Тристан приготовился к чему-то. И не зря.
– Больно – что?
– То, что с тобой делал отец, то, что он тебе говорил? Это было больно или просто унизительно?
Тристан отвернулся.
– Откуда тебе это все про нас известно? Ты это точно не по одним эмоциям выяснил.
– Да, не только по ним, – подтвердил Каллум и добавил: – Почему ты не уходишь?
– Что?
– Ну, в этом ведь и смысл. Если все так плохо, почему они не ушли?
Тристан сжал кулак.
– Я не…
– Не кто? Не жертва? А вот и жертва, – перебил Каллум. – Ты просто не даешь миру называть себя так.
– Ты меня осуждаешь? Винишь?
– Нисколечко. Твой отец – жестокий человек, – сказал Каллум. – Безжалостный и злой. Требовательный, взыскательный. Но хуже всего то, что ты его любишь.
– Я своего отца ненавижу. Сам знаешь.
– Это не ненависть, – возразил Каллум. – Это испорченная, извращенная любовь. Любовь с болезнью, паразит. Он нужен тебе, чтобы выжить.
– Я медит, – отрезал Тристан, – а он простой колдун.
– Ты только потому и представляешь из себя что-то. Вырасти ты в любящей семье, ты бы видел иную реальность. Твоя магия копилась бы иным путем, приняла бы иную форму. Но тебе нужно было видеть вещи насквозь, потому что иначе они причиняли тебе боль. Потому что, если бы ты увидел отца во всей его красе – жестоким, злым человеком, одобрения которого до сих пор ждешь больше всего на свете, – пояснил Каллум, и Тристан вздрогнул, – это убило бы тебя.
– Лжешь. Ты… – Тристан отвернулся. – Ты со мной что-то творишь.

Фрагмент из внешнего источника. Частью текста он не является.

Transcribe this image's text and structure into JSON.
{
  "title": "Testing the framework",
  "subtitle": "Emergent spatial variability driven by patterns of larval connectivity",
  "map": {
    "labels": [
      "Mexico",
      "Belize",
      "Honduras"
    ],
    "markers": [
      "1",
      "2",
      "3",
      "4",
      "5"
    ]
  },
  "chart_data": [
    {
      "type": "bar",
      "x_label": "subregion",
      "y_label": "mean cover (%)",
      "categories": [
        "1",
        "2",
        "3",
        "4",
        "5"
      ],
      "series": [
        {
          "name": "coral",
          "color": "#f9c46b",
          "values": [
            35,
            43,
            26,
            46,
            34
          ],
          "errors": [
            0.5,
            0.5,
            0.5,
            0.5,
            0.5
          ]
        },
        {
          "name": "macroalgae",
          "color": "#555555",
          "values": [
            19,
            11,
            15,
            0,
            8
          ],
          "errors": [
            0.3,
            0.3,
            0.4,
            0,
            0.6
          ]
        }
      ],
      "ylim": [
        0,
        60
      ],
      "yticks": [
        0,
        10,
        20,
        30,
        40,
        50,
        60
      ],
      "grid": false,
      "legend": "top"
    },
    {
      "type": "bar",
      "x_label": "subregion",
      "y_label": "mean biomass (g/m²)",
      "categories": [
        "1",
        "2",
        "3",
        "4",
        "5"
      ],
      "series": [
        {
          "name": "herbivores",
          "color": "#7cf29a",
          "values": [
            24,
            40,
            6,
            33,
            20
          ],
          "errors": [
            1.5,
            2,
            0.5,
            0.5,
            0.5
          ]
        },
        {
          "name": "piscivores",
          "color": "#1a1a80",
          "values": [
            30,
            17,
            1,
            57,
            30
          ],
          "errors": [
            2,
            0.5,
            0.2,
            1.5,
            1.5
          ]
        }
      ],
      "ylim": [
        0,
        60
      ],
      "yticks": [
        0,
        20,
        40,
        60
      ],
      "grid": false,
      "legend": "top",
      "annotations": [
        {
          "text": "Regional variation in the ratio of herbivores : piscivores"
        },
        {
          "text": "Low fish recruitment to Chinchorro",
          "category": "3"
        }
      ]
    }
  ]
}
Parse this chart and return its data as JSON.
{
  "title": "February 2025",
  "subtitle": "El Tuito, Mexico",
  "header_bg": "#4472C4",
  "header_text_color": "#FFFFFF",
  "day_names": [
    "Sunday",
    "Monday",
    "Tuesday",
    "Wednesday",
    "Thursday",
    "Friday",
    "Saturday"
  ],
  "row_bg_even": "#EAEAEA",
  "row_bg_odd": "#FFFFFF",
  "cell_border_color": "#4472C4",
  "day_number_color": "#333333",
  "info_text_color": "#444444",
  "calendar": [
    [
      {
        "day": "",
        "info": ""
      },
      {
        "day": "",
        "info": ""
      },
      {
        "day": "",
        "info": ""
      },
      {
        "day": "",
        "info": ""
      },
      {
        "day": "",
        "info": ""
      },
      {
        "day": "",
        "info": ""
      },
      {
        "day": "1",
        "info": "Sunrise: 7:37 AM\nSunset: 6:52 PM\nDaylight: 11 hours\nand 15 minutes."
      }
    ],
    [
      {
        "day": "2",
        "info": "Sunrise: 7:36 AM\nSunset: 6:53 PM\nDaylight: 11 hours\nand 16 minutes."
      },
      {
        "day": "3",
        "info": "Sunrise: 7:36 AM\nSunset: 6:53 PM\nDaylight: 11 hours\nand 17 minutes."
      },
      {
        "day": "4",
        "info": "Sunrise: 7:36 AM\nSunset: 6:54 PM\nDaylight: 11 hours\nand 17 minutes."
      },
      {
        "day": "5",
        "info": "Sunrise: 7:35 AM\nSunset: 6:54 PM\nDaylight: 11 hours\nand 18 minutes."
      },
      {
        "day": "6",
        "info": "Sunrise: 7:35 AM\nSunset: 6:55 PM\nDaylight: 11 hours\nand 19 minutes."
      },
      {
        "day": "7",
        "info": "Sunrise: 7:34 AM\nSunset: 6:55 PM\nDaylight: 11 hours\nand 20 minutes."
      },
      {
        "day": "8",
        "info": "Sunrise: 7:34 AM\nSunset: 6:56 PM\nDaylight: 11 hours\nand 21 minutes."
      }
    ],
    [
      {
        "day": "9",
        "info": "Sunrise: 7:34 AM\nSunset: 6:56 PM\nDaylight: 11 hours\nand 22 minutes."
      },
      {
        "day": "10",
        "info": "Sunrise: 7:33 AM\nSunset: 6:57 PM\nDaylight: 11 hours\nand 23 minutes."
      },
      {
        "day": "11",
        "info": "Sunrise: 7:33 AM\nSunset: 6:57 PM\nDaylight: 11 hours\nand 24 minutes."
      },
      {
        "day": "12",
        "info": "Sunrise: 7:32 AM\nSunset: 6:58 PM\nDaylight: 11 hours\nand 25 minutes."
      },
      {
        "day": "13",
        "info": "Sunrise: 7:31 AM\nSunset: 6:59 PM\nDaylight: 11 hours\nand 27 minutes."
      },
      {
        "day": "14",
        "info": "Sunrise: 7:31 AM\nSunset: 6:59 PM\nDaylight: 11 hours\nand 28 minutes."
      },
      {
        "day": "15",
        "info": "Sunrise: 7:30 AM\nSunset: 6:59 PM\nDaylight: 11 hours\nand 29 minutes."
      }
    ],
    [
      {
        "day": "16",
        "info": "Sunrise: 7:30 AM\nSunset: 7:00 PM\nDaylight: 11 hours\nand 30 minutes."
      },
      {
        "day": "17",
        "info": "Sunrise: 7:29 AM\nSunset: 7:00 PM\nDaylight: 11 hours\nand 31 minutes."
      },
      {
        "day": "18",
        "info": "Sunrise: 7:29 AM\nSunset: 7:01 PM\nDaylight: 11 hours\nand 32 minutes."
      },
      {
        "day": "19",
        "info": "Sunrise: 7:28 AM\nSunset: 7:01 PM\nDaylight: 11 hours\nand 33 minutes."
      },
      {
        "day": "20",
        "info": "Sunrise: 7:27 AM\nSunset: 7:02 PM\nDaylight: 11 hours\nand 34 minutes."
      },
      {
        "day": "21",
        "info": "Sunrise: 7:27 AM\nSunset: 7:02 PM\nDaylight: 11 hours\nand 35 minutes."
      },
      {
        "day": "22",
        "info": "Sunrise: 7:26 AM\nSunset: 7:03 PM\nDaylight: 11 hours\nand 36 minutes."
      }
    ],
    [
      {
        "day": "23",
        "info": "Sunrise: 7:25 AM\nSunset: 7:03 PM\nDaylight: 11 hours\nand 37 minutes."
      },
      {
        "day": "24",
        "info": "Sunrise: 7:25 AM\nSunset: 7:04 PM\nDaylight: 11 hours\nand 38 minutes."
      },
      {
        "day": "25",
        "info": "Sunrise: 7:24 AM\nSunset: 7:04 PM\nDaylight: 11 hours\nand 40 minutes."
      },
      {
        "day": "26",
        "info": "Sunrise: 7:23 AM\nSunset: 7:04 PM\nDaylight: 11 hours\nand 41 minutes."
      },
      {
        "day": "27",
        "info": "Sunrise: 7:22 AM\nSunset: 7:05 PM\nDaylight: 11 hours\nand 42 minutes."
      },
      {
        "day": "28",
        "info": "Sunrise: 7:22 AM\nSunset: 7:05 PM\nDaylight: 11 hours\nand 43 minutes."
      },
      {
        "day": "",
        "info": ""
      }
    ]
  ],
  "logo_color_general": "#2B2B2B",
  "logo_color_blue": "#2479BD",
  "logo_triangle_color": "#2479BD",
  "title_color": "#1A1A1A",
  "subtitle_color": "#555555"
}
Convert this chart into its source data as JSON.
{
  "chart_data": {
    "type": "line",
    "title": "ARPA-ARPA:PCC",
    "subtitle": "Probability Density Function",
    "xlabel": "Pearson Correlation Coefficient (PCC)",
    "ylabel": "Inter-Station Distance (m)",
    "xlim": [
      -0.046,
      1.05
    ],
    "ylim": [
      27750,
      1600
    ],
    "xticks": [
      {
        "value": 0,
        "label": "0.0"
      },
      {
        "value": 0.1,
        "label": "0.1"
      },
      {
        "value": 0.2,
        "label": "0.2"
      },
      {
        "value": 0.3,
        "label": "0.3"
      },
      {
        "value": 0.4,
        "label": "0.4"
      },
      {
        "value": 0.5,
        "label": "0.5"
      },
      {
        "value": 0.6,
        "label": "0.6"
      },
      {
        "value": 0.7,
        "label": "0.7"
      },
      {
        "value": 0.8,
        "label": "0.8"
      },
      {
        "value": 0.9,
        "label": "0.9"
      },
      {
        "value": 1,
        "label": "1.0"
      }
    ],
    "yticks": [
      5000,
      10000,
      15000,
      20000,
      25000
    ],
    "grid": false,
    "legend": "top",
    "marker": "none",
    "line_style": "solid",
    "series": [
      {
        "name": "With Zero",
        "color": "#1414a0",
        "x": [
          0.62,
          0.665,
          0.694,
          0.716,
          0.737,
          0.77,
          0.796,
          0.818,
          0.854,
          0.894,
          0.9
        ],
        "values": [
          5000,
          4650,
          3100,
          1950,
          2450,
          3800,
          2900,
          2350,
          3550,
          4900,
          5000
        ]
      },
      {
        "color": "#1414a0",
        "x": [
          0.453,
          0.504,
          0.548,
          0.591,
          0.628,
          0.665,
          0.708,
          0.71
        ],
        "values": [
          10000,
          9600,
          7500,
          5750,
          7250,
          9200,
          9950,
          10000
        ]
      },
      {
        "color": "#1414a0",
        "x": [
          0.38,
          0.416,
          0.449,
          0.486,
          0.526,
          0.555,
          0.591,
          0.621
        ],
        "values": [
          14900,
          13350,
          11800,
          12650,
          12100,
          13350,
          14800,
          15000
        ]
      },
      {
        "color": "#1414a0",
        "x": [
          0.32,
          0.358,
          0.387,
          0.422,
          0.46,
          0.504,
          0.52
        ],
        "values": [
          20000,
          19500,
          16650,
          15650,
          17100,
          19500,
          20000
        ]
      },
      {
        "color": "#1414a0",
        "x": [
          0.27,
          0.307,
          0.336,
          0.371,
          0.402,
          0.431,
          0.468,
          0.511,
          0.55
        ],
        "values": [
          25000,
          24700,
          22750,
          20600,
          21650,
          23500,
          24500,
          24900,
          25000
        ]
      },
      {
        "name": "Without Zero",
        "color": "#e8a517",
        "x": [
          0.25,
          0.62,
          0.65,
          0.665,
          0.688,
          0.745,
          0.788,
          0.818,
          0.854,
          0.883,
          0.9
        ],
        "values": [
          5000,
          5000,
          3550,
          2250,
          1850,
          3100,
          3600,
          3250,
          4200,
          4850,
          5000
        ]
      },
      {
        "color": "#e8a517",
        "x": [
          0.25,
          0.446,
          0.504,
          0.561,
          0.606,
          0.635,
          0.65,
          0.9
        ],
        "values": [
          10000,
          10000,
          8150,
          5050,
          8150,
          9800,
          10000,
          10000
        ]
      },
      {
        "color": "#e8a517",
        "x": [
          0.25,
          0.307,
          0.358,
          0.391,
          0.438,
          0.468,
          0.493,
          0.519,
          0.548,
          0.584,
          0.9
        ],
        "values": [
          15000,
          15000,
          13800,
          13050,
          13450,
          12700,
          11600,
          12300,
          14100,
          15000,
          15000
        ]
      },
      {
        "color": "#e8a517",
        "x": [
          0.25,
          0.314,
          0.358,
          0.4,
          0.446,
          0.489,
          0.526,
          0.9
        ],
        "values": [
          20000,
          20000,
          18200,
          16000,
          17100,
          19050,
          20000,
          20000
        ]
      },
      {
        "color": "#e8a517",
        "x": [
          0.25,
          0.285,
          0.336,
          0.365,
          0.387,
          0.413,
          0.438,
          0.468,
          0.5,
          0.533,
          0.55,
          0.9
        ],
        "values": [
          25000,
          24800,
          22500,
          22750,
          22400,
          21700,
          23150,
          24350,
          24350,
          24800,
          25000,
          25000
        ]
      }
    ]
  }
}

– Да, творю. – Каллум убрал стакан, поднялся и подошел ближе. – Вот это ты и ощутил бы, если бы я тобой манипулировал. Я как раз сейчас этим занят. Ну как, чувствуешь? – спросил он, кладя ладонь на затылок Тристану и выкручивая мощность его скорби, пустоты. – Ничто не причиняет такой боли, как стыд, – пробормотал Каллум, находя грани Тристановой любви, изъеденной дырами и крошащейся в местах коррозии. Множество лакун с завистью, алчбой; его безумие, соразмерное нужде.